Brummer is easier to sand than 2 part, more choice of colours to match the wood and will take stain.

J


----------



## Grahamshed (12 Oct 2013)

I think that is a very useful tip. I always seem to waste at least half the tin.


----------



## ColeyS1 (12 Oct 2013)

I always thought nail varnish remover softened the hard stuff. Never seems to stay usable very long once the tins opened. 

Sent from my GT-I9300 using Tapatalk 4


----------



## RogerS (12 Oct 2013)

ColeyS1":3lzccz39 said:


> I always thought nail varnish remover softened the hard stuff. Never seems to stay usable very long once the tins opened.
> 
> Sent from my GT-I9300 using Tapatalk 4



My tip means that it does.


----------



## dm65 (12 Oct 2013)

Nice to know brummer is still available - used to use this a lot 30 years ago


----------



## RogerP (12 Oct 2013)

I don't use any filler much but handy to have a tin or two about for emergencies.

I like Brummer for the big range of colours (Standard; Maple; Pine; Light Oak; Natural Oak; Medium Oak; Dark Oak; Beech; Light Mahogany; Medium Mahogany; Dark Mahogany; Light Walnut; Ebony; Teak. Black and White) - but don't take too much notice of the name just go for the shade that suits. It can be mixed with stain, drilled, sanded etc - when dry just treat like wood.

Good tip about heating in hot water when hard


----------



## Phil Pascoe (12 Oct 2013)

The damp rag tip works on anything ware based like ready mixed fillers and tile adhesives.


----------



## [email protected] (12 Oct 2013)

RogerS":3kgogaxf said:


> Fear not.
> 
> I pass on a little tip given to me by the helpful technical guys at Brummer.
> 
> Just pop the tin in warm water for 5-10 minutes et voila...it will soften up nicely. Leave it in too long and it will go quite runny but then as it cools it thickens again. Magic.

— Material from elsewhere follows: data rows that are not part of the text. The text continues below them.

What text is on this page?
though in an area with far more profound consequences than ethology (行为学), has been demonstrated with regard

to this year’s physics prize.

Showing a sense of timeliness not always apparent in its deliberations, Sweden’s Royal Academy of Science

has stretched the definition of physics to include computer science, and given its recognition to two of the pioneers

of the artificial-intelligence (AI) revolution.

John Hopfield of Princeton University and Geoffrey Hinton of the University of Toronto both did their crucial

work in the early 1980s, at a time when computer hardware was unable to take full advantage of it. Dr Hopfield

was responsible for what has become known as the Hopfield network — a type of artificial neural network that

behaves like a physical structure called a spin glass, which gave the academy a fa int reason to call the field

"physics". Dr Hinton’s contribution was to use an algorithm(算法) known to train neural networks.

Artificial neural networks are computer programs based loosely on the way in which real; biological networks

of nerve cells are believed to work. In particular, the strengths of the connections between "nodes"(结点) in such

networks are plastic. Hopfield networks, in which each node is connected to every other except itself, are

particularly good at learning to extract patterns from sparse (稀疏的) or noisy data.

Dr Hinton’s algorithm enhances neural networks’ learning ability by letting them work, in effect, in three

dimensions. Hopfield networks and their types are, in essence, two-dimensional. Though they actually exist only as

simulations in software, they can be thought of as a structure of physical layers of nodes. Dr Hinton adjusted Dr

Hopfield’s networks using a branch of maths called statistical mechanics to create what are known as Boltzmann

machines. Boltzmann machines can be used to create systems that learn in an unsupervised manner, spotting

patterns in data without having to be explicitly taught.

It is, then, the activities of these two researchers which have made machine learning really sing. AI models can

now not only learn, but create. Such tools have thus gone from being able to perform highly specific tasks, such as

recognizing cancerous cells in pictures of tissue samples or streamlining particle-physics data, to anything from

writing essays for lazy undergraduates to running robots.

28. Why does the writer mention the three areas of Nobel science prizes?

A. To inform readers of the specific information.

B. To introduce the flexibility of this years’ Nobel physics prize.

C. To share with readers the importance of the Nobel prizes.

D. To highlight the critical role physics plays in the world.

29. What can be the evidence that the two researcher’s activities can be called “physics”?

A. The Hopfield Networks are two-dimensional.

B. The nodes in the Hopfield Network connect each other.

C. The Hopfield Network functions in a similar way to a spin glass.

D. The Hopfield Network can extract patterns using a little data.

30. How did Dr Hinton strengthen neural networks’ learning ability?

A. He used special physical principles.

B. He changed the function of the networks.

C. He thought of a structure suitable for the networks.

wow you learn something everyday - my abiding memory of Brummer (no I dont use it anymore!) is opening the tin and finding it hard...

great tip  

2 pack fillers have no absorbtion for stain though you can tint them with earth pigments.


----------



## Peter Sefton (12 Oct 2013)

We tend to use two pack for new painted work but Brummer just seems right on restoration work. Good tip Roger


----------



## devonwoody (13 Oct 2013)

After reading all above, I will try and stain using watercolour paint straight from the tube and will let you know my results.

BTW I think I know why they called the stuff Bummer. :wink:


----------



## Geoff_S (16 Apr 2018)

I was just Googling drying time for Brummer and this thread appeared. I did not know that you could resurrect a tine of Brummer by heating it up! Now I do, excellent!


----------



## Andrewf (17 Apr 2018)

Am away to the shed, to look for one of the hard tins of brummer filler, that I'm bound to have and try the heating trick.


----------



## Geoff_S (17 Apr 2018)

Andrewf":cezmuna5 said:


> Am away to the shed, to look for one of the hard tins of brummer filler, that I'm bound to have and try the heating trick.



Let us know how you get on


----------